L'inventaire des carrières, qui forme la partie centrale de la recherche « topographique », livre une quantité considérable de renseignements, tout d'abord avec la carte de synthèse des dix-sept lieux d'extraction (fig. 2 p. 20), montrant le lien entre ces derniers et les sites littoraux d'embarquement. Chacun d'entre eux fait l'objet d'une étude précise, de la mise au net d'un plan avec le relevé des traces d'exploitation du matériau et, éventuellement, des éléments qui pourraient avoir subsisté d'un lien avec un quelconque moyen de transport (bittes d'amarrage, traces de voie à ornières...).

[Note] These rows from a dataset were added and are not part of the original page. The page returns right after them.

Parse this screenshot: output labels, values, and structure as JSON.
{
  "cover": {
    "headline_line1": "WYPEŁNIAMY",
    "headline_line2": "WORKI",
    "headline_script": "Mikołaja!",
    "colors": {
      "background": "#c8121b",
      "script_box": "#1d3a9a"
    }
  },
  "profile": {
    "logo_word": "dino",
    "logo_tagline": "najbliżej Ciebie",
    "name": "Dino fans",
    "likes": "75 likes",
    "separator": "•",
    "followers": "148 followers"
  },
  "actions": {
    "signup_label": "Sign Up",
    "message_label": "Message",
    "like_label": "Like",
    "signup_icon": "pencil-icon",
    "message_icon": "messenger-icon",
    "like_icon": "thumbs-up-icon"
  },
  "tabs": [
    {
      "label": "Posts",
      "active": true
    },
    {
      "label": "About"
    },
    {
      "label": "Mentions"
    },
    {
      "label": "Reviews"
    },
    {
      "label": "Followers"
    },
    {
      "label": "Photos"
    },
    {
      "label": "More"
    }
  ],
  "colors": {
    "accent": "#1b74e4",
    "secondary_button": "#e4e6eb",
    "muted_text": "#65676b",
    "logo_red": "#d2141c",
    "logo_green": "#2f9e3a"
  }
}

L'examen des modules peut-il fournir des marqueurs chronologiques ? L'étude menée en parallèle sur les chantiers marseillais montre que le très grand appareil daterait de l'époque grecque, que l'on retrouverait le module standard dans les sarcophages mérovingiens, que « cartiers » et « queyrons » médiévaux ont été retrouvés dans les constructions « en ville », et leur négatif se lirait encore dans les sols et fronts de carrières : le site de Baou Tailla est ainsi le plus parlant par les traces d'extraction laissées par les carriers, telles que les lignes de saignée réalisées à l'escoude, les marques et graffiti, les marques en T et en delta retrouvées par exemple dans la construction de l'église de La Couronne - financée en 1859 par les carriers eux-mêmes -, initiales BF... identifient trois périodes d'exploitation (les 2è-1er s. av.J.-C., les 18-19e s. et la période de l'occupation allemande) ; le site de la pointe de l'Arquet a, quant à lui, livré des traces d'une exploitation de dalles plates datables du 5e s.av.J.-C
La seconde partie est consacrée au transport des matériaux. On note la prédominance du transport maritime. Les carrières de La Couronne semblent avoir appartenu à la chora de Marseille dès le second siècle avant notre ère (Strabon les mentionne) et leur production s'est sans doute très largement tournée vers l'approvisionnement des chantiers de la ville dès cette période. Pour étudier le transport, l'étude repose sur l'examen des aménagements d'amarrage, l'analyse topographique de la côte et l'examen de la très opportune épave de Carry-le-Rouet (découverte en 1982) qui a livré 24 blocs de pierre et a été datée du second siècle avant notre ère. Cette épave fournit le trait d'union entre carrière et chantier de construction, d'autant que les marques de tâcheron trouvées sur les blocs transportés par le navire se retrouvent sur les chantiers marseillais. La cargaison montre également que les blocs voyageaient quasiment prêts à l'emploi, avec les aménagements nécessaires au levage (trous de louve). L'épave de Carry-le-Rouet ,déjà citée, et des épaves comparables découvertes aux Laurons prouvent l'existence d'un trafic de cabotage dans l'Antiquité, avec des navires jaugeant 13 à 33 tonnes. Plus tard, au Moyen Âge, des barques de 6-7 t effectuaient ce travail, puis à l'époque moderne, ce furent les célèbres tartanes, d'une capacité de 70 t environ.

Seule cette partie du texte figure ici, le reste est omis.